6. Abstraction Placement Rule
When unsure where a note belongs, ask:
- Why does this work mathematically? → Foundations
- How do we model this? → Modeling
- How do we implement this? → Software engineering
- How do we productionize this? → ML engineering
- How do we integrate LLM systems? → AI engineering
- Why are we solving this problem? → Applications
- Is this a concrete execution instance? → Projects
- Is this intake from external material? → Reading
- Is this temporary thought or reflection? → Logs
7. Naming Conventions
File Names
- Lowercase only
- Underscores instead of spaces
- Singular nouns preferred
Examples:
- logistic_regression.md
- gradient_boosting.md
- docker_networking.md
- insurance_pricing.md
Avoid:
- CamelCase
- Spaces
- Generic names (e.g., “notes”, “stuff”)
Folder Names
- Lowercase
- Descriptive
- No vague categories (e.g., misc, advanced_topics)

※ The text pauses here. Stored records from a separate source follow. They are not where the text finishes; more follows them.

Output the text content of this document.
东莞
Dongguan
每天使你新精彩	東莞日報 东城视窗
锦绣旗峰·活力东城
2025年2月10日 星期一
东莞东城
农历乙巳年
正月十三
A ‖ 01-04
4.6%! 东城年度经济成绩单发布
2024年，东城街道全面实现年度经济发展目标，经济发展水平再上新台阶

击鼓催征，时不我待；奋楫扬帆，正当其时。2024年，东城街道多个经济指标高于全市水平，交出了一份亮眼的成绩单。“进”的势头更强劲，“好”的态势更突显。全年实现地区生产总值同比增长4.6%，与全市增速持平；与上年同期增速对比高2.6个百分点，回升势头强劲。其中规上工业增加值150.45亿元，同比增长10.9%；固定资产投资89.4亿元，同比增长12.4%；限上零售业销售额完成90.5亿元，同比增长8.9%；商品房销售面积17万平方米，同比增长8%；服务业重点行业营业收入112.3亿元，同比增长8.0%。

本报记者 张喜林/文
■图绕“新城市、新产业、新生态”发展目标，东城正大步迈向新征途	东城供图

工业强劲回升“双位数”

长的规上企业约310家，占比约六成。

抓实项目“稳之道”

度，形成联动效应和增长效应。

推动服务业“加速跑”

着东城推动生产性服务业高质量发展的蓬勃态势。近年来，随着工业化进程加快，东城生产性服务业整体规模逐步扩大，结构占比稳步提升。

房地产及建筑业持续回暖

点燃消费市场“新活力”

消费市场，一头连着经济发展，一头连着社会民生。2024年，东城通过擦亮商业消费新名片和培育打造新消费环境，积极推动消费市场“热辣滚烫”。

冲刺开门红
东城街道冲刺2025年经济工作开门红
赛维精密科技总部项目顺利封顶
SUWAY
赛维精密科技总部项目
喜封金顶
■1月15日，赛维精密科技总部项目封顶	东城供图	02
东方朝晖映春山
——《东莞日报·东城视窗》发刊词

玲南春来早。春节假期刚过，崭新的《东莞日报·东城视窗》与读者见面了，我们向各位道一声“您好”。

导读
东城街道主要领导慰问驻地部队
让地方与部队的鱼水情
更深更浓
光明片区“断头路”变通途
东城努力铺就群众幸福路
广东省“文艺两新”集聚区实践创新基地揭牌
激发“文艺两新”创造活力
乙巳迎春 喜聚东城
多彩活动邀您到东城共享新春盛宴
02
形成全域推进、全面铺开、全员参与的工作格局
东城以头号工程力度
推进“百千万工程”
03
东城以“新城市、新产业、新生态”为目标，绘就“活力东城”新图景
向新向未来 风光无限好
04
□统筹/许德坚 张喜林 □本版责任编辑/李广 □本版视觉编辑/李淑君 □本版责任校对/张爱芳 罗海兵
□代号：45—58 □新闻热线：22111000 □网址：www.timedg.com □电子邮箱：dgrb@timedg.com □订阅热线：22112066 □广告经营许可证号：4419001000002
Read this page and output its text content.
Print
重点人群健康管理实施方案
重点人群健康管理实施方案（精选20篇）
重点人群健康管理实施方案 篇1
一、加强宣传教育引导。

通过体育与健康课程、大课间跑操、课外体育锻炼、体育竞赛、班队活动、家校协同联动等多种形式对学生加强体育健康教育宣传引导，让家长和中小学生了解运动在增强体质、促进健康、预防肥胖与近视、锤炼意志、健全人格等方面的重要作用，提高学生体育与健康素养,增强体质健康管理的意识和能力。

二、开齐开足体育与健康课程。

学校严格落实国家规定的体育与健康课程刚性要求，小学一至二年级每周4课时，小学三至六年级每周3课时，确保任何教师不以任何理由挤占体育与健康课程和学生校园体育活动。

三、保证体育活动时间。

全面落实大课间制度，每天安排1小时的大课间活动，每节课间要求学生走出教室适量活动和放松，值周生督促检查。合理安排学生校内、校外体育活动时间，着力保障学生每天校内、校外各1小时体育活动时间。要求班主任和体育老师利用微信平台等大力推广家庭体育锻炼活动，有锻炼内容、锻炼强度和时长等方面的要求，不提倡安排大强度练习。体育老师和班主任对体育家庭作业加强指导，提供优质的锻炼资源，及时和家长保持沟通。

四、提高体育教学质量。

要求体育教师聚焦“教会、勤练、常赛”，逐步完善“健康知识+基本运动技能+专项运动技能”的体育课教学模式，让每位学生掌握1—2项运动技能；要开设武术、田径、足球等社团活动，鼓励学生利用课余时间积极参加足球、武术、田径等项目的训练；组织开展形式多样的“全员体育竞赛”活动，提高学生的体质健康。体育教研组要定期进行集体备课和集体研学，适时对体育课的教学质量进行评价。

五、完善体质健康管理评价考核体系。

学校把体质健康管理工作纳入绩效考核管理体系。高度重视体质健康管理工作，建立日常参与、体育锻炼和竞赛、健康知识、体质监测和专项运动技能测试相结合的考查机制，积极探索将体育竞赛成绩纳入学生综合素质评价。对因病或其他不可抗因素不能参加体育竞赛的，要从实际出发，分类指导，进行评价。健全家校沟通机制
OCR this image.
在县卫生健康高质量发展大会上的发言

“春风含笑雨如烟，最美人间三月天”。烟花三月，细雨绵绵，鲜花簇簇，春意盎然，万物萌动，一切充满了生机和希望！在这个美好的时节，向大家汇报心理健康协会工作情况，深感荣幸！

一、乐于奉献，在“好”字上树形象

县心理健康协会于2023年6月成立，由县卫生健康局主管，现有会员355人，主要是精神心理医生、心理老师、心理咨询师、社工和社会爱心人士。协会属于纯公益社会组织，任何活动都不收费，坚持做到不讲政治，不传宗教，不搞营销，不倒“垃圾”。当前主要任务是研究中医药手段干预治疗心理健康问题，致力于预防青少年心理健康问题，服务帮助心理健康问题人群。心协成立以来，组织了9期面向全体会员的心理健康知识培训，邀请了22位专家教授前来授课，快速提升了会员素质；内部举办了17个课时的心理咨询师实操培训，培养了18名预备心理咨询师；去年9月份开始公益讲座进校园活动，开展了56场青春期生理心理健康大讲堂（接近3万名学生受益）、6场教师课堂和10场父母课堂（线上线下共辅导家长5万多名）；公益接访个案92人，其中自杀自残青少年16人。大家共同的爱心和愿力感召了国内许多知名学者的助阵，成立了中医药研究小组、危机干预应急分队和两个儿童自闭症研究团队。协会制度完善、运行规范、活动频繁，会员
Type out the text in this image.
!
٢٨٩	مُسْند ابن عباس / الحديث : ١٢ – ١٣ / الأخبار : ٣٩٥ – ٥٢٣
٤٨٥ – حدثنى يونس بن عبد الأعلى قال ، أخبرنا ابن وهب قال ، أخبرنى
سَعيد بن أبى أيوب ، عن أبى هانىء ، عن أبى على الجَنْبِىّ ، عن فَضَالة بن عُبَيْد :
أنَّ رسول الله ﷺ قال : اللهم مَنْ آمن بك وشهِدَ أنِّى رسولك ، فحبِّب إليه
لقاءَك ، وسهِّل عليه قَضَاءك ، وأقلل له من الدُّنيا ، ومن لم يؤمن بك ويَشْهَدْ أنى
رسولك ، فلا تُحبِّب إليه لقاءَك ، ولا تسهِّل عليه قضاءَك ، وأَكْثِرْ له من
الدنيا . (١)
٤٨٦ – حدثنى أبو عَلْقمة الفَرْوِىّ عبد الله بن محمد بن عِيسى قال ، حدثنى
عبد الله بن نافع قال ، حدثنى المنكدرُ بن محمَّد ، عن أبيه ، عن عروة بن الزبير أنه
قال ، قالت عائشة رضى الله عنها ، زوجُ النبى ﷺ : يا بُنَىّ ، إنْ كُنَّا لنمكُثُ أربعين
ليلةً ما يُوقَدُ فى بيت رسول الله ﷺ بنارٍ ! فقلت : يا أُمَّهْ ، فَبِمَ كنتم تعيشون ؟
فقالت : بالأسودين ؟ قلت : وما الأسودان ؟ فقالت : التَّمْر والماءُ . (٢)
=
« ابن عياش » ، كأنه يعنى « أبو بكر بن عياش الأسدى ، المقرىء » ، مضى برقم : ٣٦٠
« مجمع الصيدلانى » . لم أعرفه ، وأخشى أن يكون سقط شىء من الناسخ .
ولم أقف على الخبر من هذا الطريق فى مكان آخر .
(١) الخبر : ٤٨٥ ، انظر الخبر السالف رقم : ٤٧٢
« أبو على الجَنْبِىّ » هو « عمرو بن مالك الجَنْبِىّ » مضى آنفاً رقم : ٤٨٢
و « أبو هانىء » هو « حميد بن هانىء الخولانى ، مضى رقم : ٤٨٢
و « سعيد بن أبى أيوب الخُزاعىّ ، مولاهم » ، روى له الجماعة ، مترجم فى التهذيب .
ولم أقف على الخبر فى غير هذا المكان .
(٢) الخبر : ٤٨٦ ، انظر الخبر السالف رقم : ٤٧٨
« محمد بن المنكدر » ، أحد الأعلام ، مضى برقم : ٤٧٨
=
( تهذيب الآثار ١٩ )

8. Note Structure Standards
Conceptual / Modeling Notes
## Definition
## Intuition
## Formal Description
## Applications
## Trade-offs
## Links
Engineering Notes
## Purpose
## Architecture
## Implementation Notes
## Trade-offs
## References
Application Notes
## Problem Definition
## Domain Context
## Data Requirements
## Modeling Options
## Deployment Constraints
## Risks
## Links
9. Cross-Link Governance
To prevent silos:
-
Every application note must link to:
- At least one modeling note
- At least one engineering note
-
Every modeling note should link to:
- At least one foundational note
-
Engineering notes support outward but should not contain theory.
-
Avoid duplicate conceptual notes. If overlap occurs → merge.
10. Knowledge Lifecycle
Information flows as follows:
Reading → Logs → Projects → Core Layers
Core layers are stable. Everything else is transitional.
11. Stability Principle
The top-level folder structure is stable.
Any structural change requires:
- Clear justification
- Update to this document
This vault is a professional knowledge architecture, not a casual note collection.